35. Determine if you will be packing your possessions yourself or if the movers will be helping or doing it themselves. Additionally, find out if there are any items they will not move. Often these restricted items will need to be with you in your own vehicle.
36. Determine and record the values of any high value items that will be in the moving truck. Generally, anything over a $100 per pound limit should be noted down. Keep this information handy for possible insurance claims if something goes wrong.
37. Set side items that you want to keep with you rather than with the moves. Some of these items could be valuable or breakable items, important documents, clothes, toiletries, first aid kits, snacks for the move and cash to pay/tip the movers upon arrival.
38. Have cash on hand to tip your movers.
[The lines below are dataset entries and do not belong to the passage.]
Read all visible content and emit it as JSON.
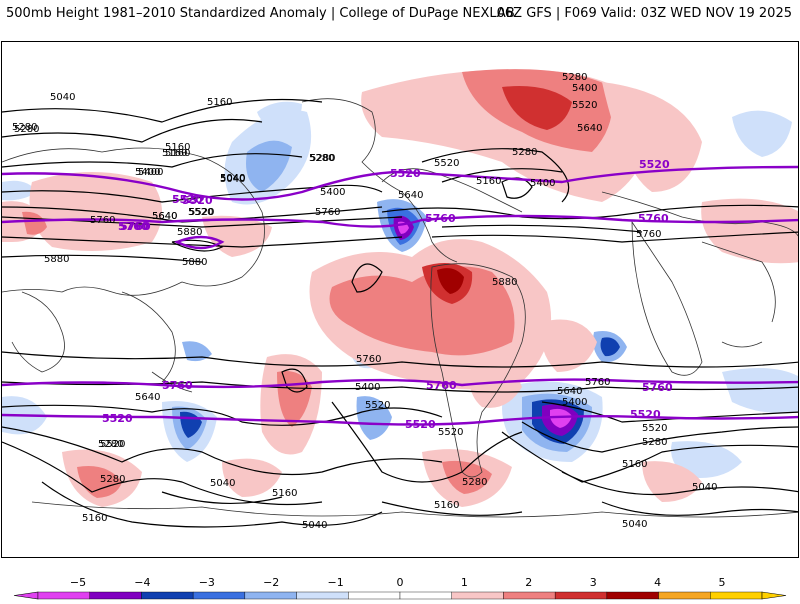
{
  "header": {
    "title": "500mb Height 1981–2010 Standardized Anomaly | College of DuPage NEXLAB",
    "run_info": "06Z GFS | F069 Valid: 03Z WED NOV 19 2025"
  },
  "colorbar": {
    "ticks": [
      "−5",
      "−4",
      "−3",
      "−2",
      "−1",
      "0",
      "1",
      "2",
      "3",
      "4",
      "5"
    ],
    "colors": [
      "#e040f0",
      "#8000c0",
      "#1040b0",
      "#3a70e0",
      "#8fb4f0",
      "#cfe0fa",
      "#ffffff",
      "#ffffff",
      "#f8c6c6",
      "#ee8080",
      "#d03030",
      "#a00000",
      "#f5a623",
      "#ffd000"
    ]
  },
  "contour_labels": {
    "black": [
      "5040",
      "5160",
      "5280",
      "5280",
      "5400",
      "5520",
      "5640",
      "5160",
      "5040",
      "5400",
      "5280",
      "5520",
      "5640",
      "5760",
      "5880",
      "5880",
      "5160",
      "5280",
      "5400",
      "5520",
      "5640",
      "5400",
      "5160",
      "5280",
      "5040",
      "5160",
      "5040",
      "5280",
      "5400",
      "5520",
      "5640",
      "5760",
      "5880",
      "5880",
      "5760",
      "5640",
      "5400",
      "5520",
      "5280",
      "5040",
      "5160",
      "5280",
      "5040",
      "5160",
      "5040",
      "5760",
      "5640",
      "5400",
      "5520",
      "5160",
      "5280",
      "5040",
      "5760",
      "5520",
      "5520",
      "5280",
      "5160"
    ],
    "purple": [
      "5520",
      "5760",
      "5520",
      "5760",
      "5520",
      "5760",
      "5520",
      "5760",
      "5760",
      "5760",
      "5520",
      "5520",
      "5520",
      "5760"
    ]
  }
}
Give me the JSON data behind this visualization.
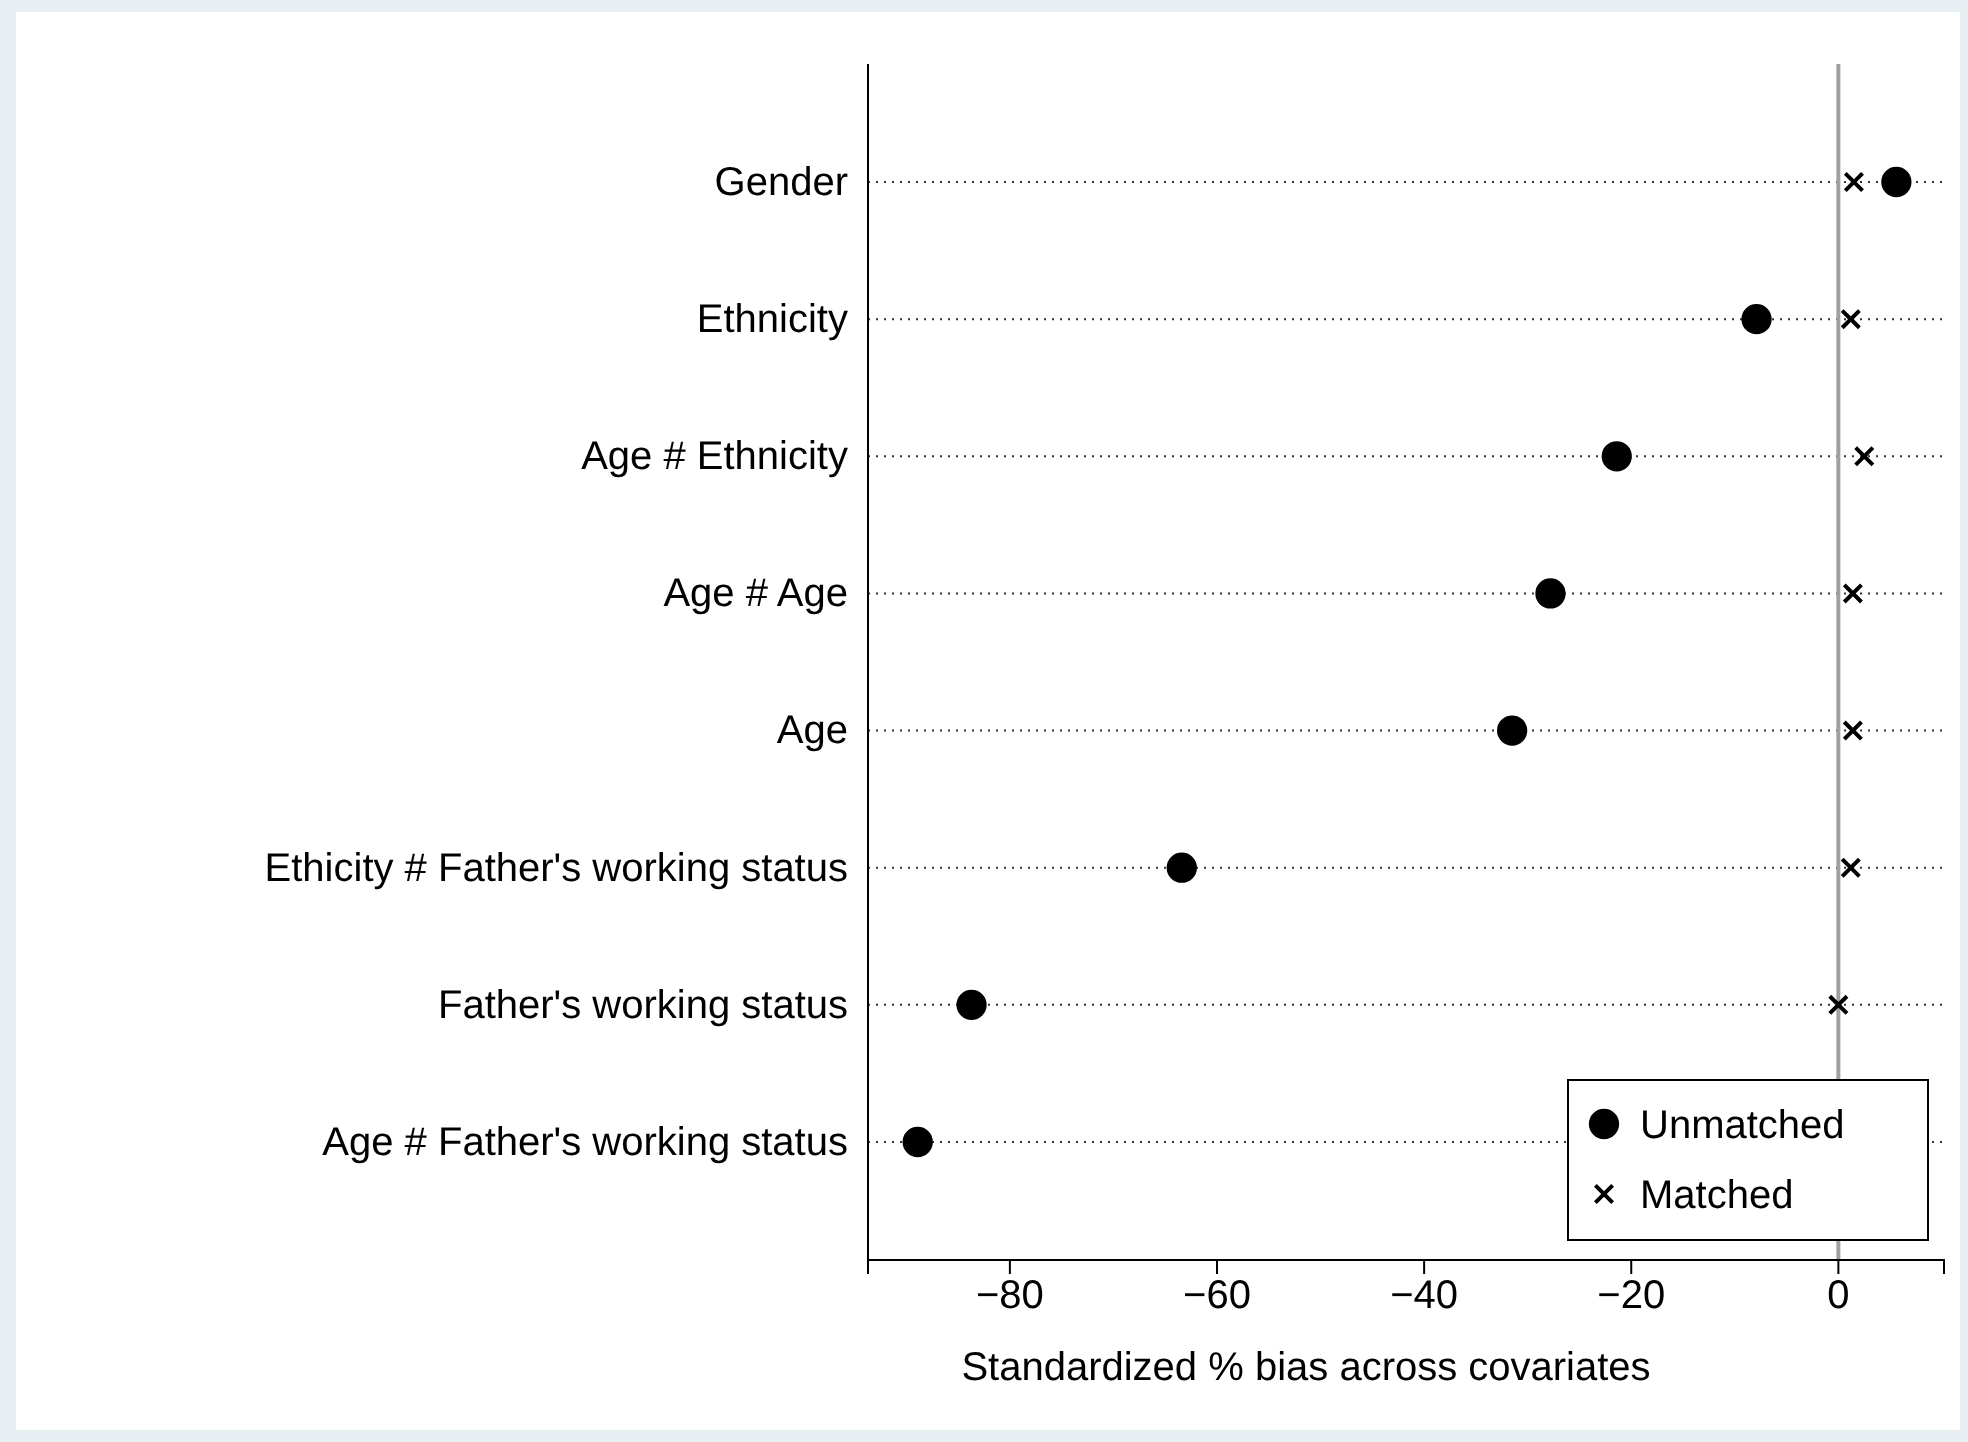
{
  "chart_data": {
    "type": "scatter",
    "orientation": "horizontal",
    "xlabel": "Standardized % bias across covariates",
    "categories": [
      "Gender",
      "Ethnicity",
      "Age # Ethnicity",
      "Age # Age",
      "Age",
      "Ethicity # Father's working status",
      "Father's working status",
      "Age # Father's working status"
    ],
    "series": [
      {
        "name": "Unmatched",
        "color": "#000000",
        "marker": "circle",
        "values": [
          5.6,
          -7.9,
          -21.4,
          -27.8,
          -31.5,
          -63.4,
          -83.7,
          -88.9
        ]
      },
      {
        "name": "Matched",
        "color": "#000000",
        "marker": "cross",
        "values": [
          1.5,
          1.2,
          2.5,
          1.4,
          1.4,
          1.2,
          0.0,
          null
        ]
      }
    ],
    "xlim": [
      -93.7,
      10.2
    ],
    "xticks": [
      -80,
      -60,
      -40,
      -20,
      0
    ],
    "ref_lines": [
      {
        "axis": "x",
        "value": 0,
        "color": "#a0a0a0"
      }
    ],
    "grid": "y",
    "legend": "bottom right"
  }
}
Generally, a good tip is between ten and fifteen percent of the total moving fee, up to $100. Keeping refreshments on hand for the packing and unpacking processes are also appreciated.
39. Supervise the movers as they load and unload. Make sure they know where to unload boxes and furniture. You are free to tell them were to position furniture and appliances, but they may charge extra to install appliances. They are under no obligation to rearrange your furniture once it has been put down.
40. Before you leave, double-check addresses and contact information with the movers. Make sure your phone is always connected and charged, in case they need to contact you.
The Day of the Move
41. File a change of address with your post office.
42. If you are renting your own moving truck, learn about it. Who will drive? How is gas covered? What is the insurance situation? Where will you return the vehicle to when you arrive? How long do you have to keep it? Buy a padlock for the van so it can be secured.
43. Make sure your old home is clean when you leave. In the case of apartments, this relates to getting your security deposit back. In the case of homeowners, the new owners will appreciate it.
44. Before you leave for the last time, do a final walk-through. Make sure all items are removed and packed. Check drawers, closets, cupboards, the garage and the basement. Close and lock all windows and doors. Turn off all lights. Check if the water heater, furnace or other major systems need to be shut off, and make sure they are in the proper state.
45. Gather all keys to the home and leave them in a safe spot, whether this is on a counter, with the landlord or with the realtor depends on your situation.
Unpacking and Your New Home
46. Unpack slowly and keep everything organized. Organizing now makes it easier to keep things clean and organized later. When unloading the moving truck, putting color-coded boxes in the right rooms is a great first step.
47. Avoid using major appliances and computer systems until they are room temperature. Condensation or cold temperatures can cause damage to old appliances if they are used too quickly after moving.
48. Check the smoke detectors, carbon monoxide detectors and fire extinguishers in your new home and make sure they are all in working condition. Replace batteries and light bulbs as necessary.
49. As soon as you can, replace all of the locks in your new home for security reasons, in case old copies of the keys are floating around.
50. Locate the nearest essentials to your home. These include convenience stores, hardware stores, hospitals and other facilities. Get a map of the city if need be.
51. Over the first few months of your new home, read every bill carefully. Make sure you aren’t paying for something you shouldn’t be, and that there are no anomalies.